L’interdiction par la wilaya d’Alger de l’hommage à Matoub Lounès, assassiné il y a tout juste 16 ans, est presque passée inaperçue. Le silence assourdissant des intellectuels et artistes algériens étonnent et interrogent. Que reste-t-il de la mémoire du chanteur engagé kabyle, 16 ans après sa disparition ? Éléments de réponse.

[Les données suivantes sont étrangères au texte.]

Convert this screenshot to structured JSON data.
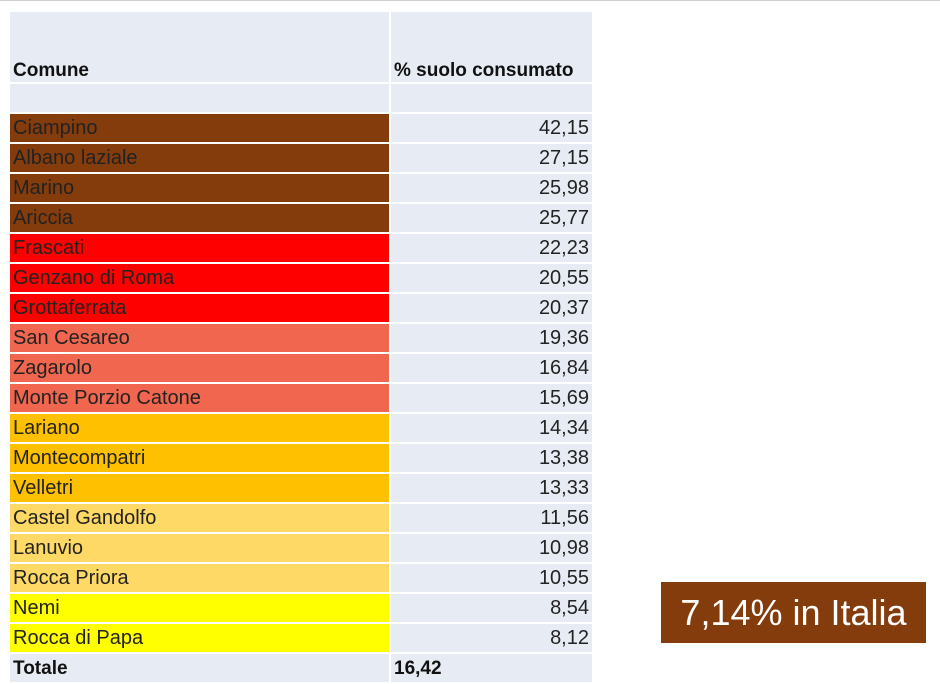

Des posters pour les uns, des bougies allumées pour les autres. Ils étaient une cinquantaine à se réunir mardi en début de soirée sur le parvis de la Grande Poste à Alger pour rendre hommage à Matoub Lounès, assassiné le 25 juin 1998. Bravant l’interdit de la wilaya d’Alger, qui avait refusé lundi de leur prêter la salle Atlas dans le quartier de Bab El Oued, ces admirateurs du chanteur kabyle rebelle ont tenu à honorer la mémoire d’une légende de la chanson. Une cinquantaine, c’est finalement peu pour un homme qui a combattu à sa façon le terrorisme et l’obscurantisme en Algérie. Bouzid Ichalalene, l’un des organisateurs de l’évènement censuré lundi, tente de justifier : « L’interdiction de la wilaya est intervenue à la dernière minute. Il fallait réagir vite. J’ai seulement fait une annonce sur mon profil Facebook mardi et quelques heures ils étaient une cinquantaine à répondre présent ». Pour le président de l’Association culturelle Taghzout, c’est la « preuve que Matoub Lounès est toujours apprécié par les Algériens ».

Mais le jour de l’anniversaire de sa disparition, peu d’artistes algériens se sont manifestés. Aucune voix au sein de la classe des intellectuels algériens ne s’est élevée pour critiquer la décision des autorités locales. La faute au gouvernement algérien, accuse Bouzid Ichalalene. « Le système est en train d’encourager la production folklorique plutôt que l’art engagé », regrette-t-il.

Lotfi Double Kanon, un fan

Dans la nouvelle génération de chanteur, Lotfi Double Kanon, aujourd’hui exilé en France, est l’un des rares à défendre la mémoire de Matoub Lounès. En janvier dernier, le rappeur d’Annaba demandait même à Ahmed Ouyahia, ministre chargé des affaires de la Présidence, et Khalida Toumi, ex-Ministre de la Culture, de décréter une « fête nationale à son honneur et que Matoub Lounès soit évoqué dans les livres d’histoire à l’école ».